In the most recent lab, you wrote the head utility. Likely it was more complex than it needed to be. That's because you hadn't yet learned about pattern matching and higher-order functions! Now that you have them in your repertoire, you can rewrite it like this:

Haskell
import System.Environment

main = do
  file : nString : _ <- getArgs
  text <- readFile file
  let n = read nString :: Int
  mapM_ putStrLn $ take n $ lines text

See that gauntlet on the last line? We could have written that as this composition:

Haskell
(mapM_ putStrLn . take n . lines) text

Map, Filter, and Fold

Before we dive into more complex programs, let's solve a few higher-order function problems together. Use map, filter, and foldl to solve these challenges:

Abbreviate a string to only its consonants.
Given a list of rectangular dimensions, each a pair, calculate the rectangles' total area.
Turn a list of times in milliseconds into a list of times in seconds.

I find map operations easiest to write. The time conversion is a map, and here's how I'd write it:

Haskell
millisToSeconds :: [Double] -> [Double]
millisToSeconds millis = map (* 1000) millis

If I recognize that I'm just building a function from other functions, I can assign to millisToSeconds rather than “define” a function:

Haskell
millisToSeconds = map (* 1000)

This is point-free style. I've partially applied the map function. We're still waiting on the list parameter.
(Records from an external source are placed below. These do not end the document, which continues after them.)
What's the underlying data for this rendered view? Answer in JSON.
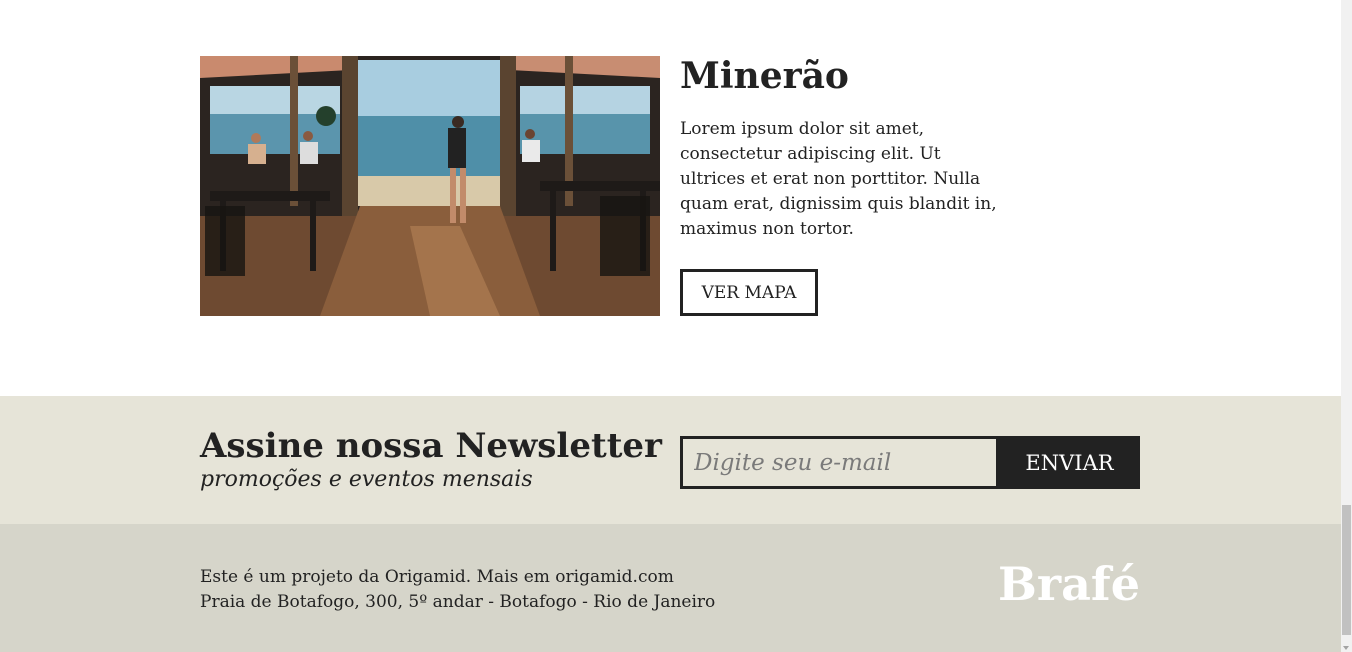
{
  "store": {
    "name": "Minerão",
    "description": "Lorem ipsum dolor sit amet, consectetur adipiscing elit. Ut ultrices et erat non porttitor. Nulla quam erat, dignissim quis blandit in, maximus non tortor.",
    "map_button_label": "VER MAPA"
  },
  "newsletter": {
    "title": "Assine nossa Newsletter",
    "subtitle": "promoções e eventos mensais",
    "email_placeholder": "Digite seu e-mail",
    "email_value": "",
    "submit_label": "ENVIAR"
  },
  "footer": {
    "line1": "Este é um projeto da Origamid. Mais em origamid.com",
    "line2": "Praia de Botafogo, 300, 5º andar - Botafogo - Rio de Janeiro",
    "logo": "Brafé"
  },
  "colors": {
    "newsletter_bg": "#e6e4d8",
    "footer_bg": "#d6d5ca",
    "text": "#222222",
    "button_dark": "#222222"
  },
  "icons": [
    "store-photo-image",
    "scrollbar-down-arrow-icon"
  ]
}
Filter is the next easiest. We want to take the characters of the string that are not in "aeiou". The elem function tests if a value is in a list. That leads us to this point-free definition:

Haskell
consonants :: String -> String
consonants = filter (\c -> not $ elem c "aeiou")
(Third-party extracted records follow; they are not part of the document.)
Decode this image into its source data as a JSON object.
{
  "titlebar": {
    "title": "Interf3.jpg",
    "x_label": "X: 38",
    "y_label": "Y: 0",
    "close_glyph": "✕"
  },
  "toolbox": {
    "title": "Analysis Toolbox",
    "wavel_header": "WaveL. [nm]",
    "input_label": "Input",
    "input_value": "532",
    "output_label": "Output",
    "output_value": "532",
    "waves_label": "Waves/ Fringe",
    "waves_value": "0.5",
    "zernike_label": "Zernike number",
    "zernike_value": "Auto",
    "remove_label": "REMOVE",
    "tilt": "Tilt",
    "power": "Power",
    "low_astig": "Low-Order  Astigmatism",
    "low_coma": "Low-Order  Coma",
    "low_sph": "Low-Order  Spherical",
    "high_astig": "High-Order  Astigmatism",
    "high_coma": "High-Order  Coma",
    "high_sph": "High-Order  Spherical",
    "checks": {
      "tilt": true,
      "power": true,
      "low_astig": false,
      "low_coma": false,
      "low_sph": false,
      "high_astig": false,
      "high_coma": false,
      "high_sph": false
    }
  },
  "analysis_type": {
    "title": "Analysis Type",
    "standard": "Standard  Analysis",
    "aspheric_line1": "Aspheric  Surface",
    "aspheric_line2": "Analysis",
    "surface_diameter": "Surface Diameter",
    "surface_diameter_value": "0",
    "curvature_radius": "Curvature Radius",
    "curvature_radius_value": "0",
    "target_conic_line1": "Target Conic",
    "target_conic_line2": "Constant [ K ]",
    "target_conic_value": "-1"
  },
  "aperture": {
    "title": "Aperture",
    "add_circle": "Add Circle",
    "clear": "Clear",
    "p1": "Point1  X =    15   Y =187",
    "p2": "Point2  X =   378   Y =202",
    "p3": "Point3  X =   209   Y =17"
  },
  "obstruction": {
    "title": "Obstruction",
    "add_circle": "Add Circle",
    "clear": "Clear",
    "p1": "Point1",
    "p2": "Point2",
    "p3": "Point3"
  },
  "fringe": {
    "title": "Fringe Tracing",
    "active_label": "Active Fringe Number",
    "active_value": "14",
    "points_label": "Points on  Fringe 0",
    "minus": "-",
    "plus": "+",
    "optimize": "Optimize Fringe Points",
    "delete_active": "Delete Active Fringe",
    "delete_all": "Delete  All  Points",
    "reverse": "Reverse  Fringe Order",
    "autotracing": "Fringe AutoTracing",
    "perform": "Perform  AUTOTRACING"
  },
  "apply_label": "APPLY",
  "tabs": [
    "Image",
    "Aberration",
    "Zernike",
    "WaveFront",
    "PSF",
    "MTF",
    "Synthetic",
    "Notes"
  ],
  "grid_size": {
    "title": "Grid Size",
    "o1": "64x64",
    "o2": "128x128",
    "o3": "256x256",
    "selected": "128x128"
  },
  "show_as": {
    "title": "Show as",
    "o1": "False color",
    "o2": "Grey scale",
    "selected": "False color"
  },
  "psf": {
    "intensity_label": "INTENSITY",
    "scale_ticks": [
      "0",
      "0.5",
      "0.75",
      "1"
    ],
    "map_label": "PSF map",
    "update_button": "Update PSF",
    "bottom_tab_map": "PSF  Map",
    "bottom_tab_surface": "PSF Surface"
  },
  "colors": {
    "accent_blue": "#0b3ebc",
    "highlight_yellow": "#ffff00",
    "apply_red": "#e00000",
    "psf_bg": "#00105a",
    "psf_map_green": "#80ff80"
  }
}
Lastly we have the fold operation. We want to sum up the areas, so we write a lambda that destructures a rectangle, computes its area, and tacks it on to the accumulator:

Haskell
area :: [(Double, Double)] -> Double
area = foldl (\accum (w, h) -> accum + w * h) 0

parseInts

In many forthcoming problems, we are going to read in a bunch of whole numbers from a file. We'll need to convert a list of String to a list of Int. Let's write a helper method to perform this collective conversion. To make it reusable, we'll put it in a module in Utilities.hs:

Haskell
module Utilities where

parseInts :: [String] -> [Int]
parseInts = map read

Advent of Code 2018, Day 1

Write a program that solves Advent of Code 2018, Day 1. Accept a file name containing the input as a command-line argument.

Here's one possible solution:

Haskell
import System.Environment
import Utilities

main = do
  first : _ <- getArgs
  text <- readFile first
  let strippedText = filter (/= '+') text
  let frequencies = parseInts $ lines strippedText
  print $ sum frequencies

TODO

Here's your list of things to do before we meet next:

Complete the middle quiz as desired.
No class on Thursday, but complete the lab.
Keep learning Haskell. There will be one more chapter on types. Start going through the practice exams.